Nama Tanggung, Naggung dan yang mirip diduga kuat adalah nama zaman kuno yang berasal dari era Hindoe Boedha. Secara epistemology, berdasarkan toponimi, nama tampat Tanggung atau Nanggung bersumber dari sebutan masyrakat untuk menunjukkan posisi/tempat tertentu. Sebagai contoh nama gunung Arjuna tentu saja dikaitkan dengan nama tokoh pewayangan pada masa ini. Contoh lain nama gunung Bromo diduga berasal dari Brama atah Brahma.
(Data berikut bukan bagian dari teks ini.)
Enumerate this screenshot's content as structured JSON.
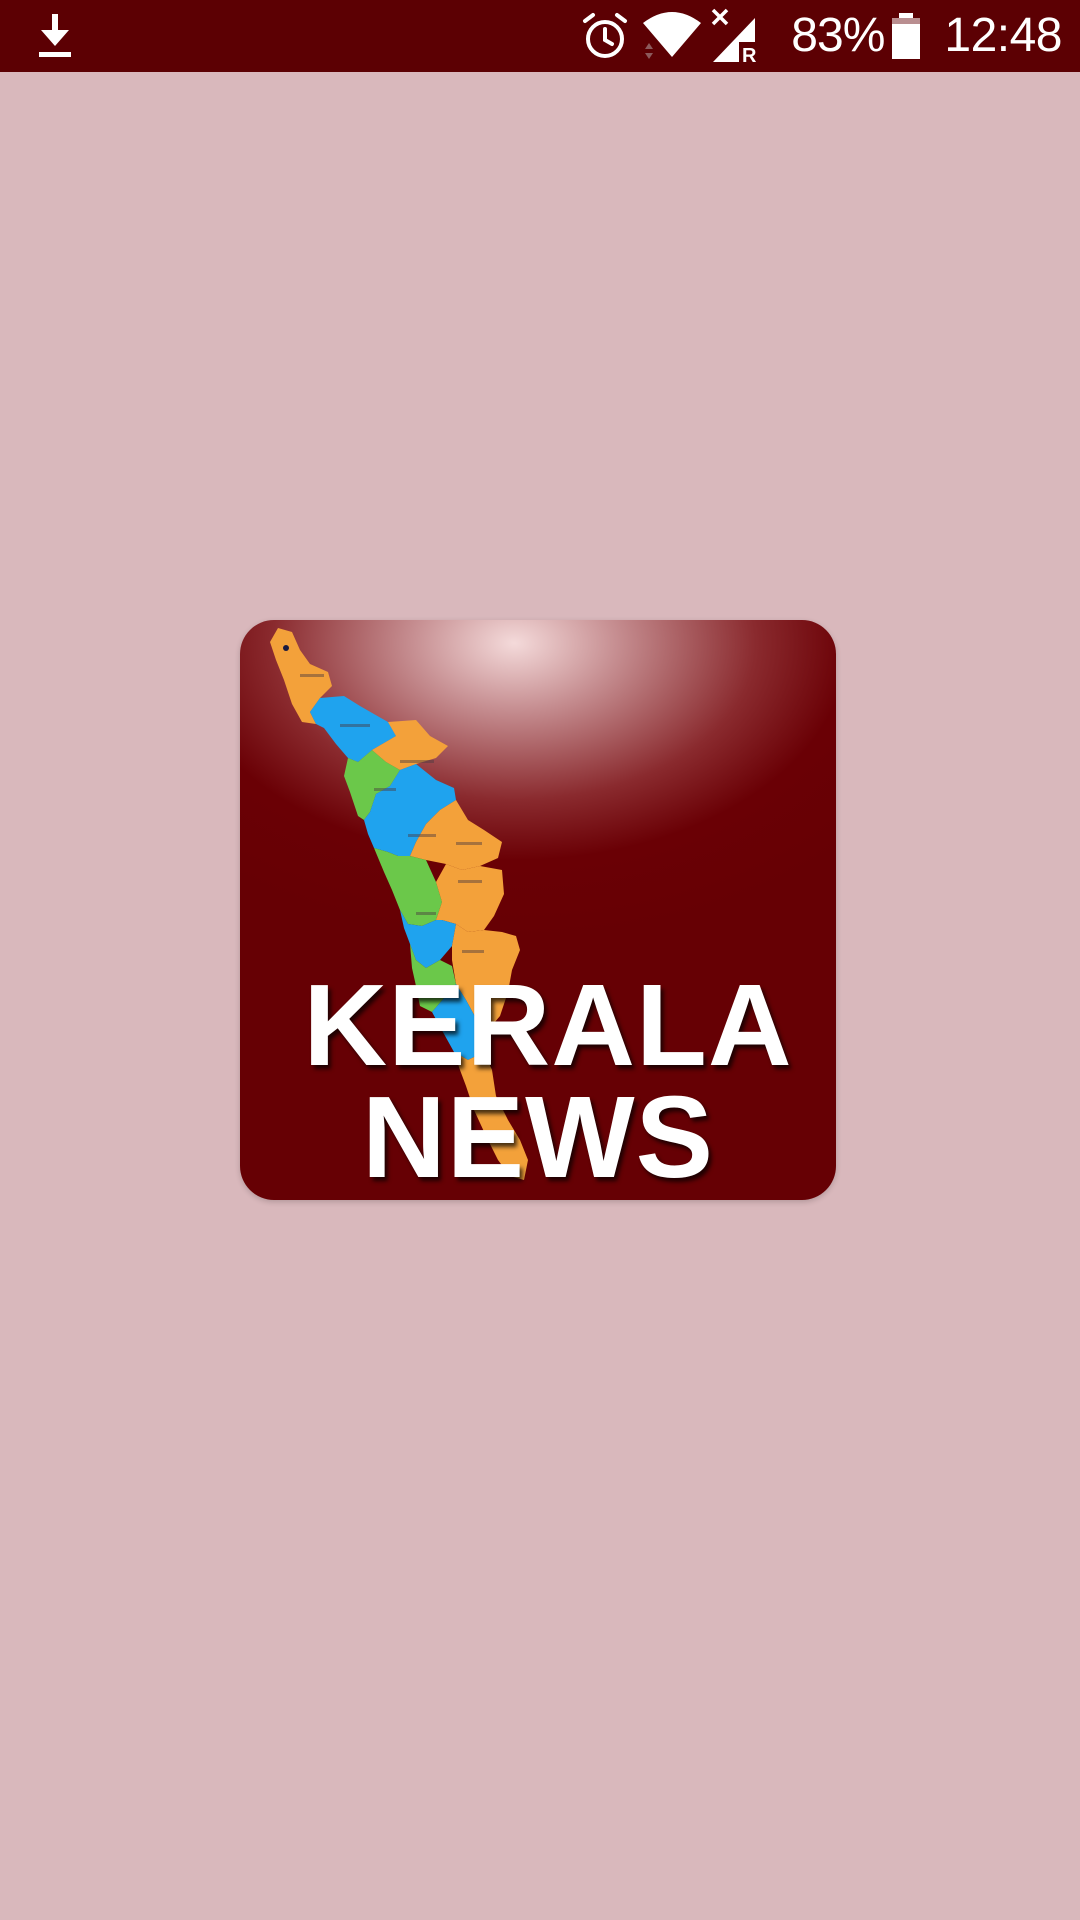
{
  "status_bar": {
    "left_icon": "download-icon",
    "icons": [
      "alarm-icon",
      "wifi-icon",
      "signal-roaming-icon",
      "battery-icon"
    ],
    "battery_percent": "83%",
    "time": "12:48"
  },
  "splash": {
    "logo_title_line1": "KERALA",
    "logo_title_line2": "NEWS"
  },
  "colors": {
    "status_bar": "#5c0003",
    "background": "#d9b8bc",
    "logo_dark_red": "#660004",
    "map_orange": "#f3a13a",
    "map_blue": "#1fa3ee",
    "map_green": "#6bc84a"
  }
}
Nama gunung Penanggungan mulai menjadi perhatian baru pada tahun 1935 ketika puncak gunungnya terbakar. Orang mulai menghubungkan puncak gunung Penanggungan dengan gunung Mahameru di India (lihat De locomotief, 19-04-1937). Gunung Mahameru ini menjadi nama gunung Smeru atau Semeru di Jawa, di sebelah selatan gunung Bromo. Lantas apakah nama gunung Penanggungan terkait dengan puncak atau punggung gunung yang kerap terbakar? Itu satu soal? Yang jelas penampilan gunung dan nama gunung Penanggungan diduga sudah dikenal sejak zaman kuno karena kedekatannya dengan luat (pantai/pesisir). Puncaknya yang hanya 1.653 M dpl mungkin dianggap tidak penting, orang hanya lebih tertarik dengan gunung-gunung yang tinggi seperti gunung Arjuna (3.339 M), gunung Welirang (3.156 M), gunung Kawi (2.551 M), gunung Raung (3.344 M) atau gunung-gunung berapi seperti gunung Kelud (1.731 M) dan gunung Argopura (2.032 M). Daam hal ini gunung Penanggungan tidak tinggi dan juga tidak berapi, karena itu kurang dikenal. Hanya faktor kebakaran di bagian puncak yang menyebabkan nama gunung ini mulai dikenal. Boleh jadi karena gunung Penanggungan tidak terlalu tinggi dan juga tidak terlalu rendah serta tidak berapi menjadi suatu ukuran di zaman kuno untuk dipilih sebagai suatu tempat yang penting. Tempat yang penting ini boleh jadi dikaitkan dengan religi. Di Sumatra Utara terdapat beberapa gunung tinggi dan gunung berapi. Namun ada dua gunung di wilayah Tapanuli Selatan tidak terlalu tinggi tetapi juga tidak berapi yakni gunung Loeboe Raja di Angkola (1.862 M) dan gunung Malea di Padang Lawas (2.199 M). Dari namanya adalah nama kuno Loeboe Raja (kini Lubuk Raya) dan Melea (kini tetap Melea yang diduga merujuk pada nama gunung Himalaya). Diantara dua gunung ini terdapat candi zaman kuno, yang lebih tua dari candi Borobudur yang kini disebut candi Simangambat. Seperti halnya gunung Penanggungan di pantai timur Jawa, dua gunung di Tapanoeli ini yang dekat dengan candi juga diduga memiliki sisa peninggalan zaman kuno. Di dekat gunung Penanggungan terdapat candi-candi kuno.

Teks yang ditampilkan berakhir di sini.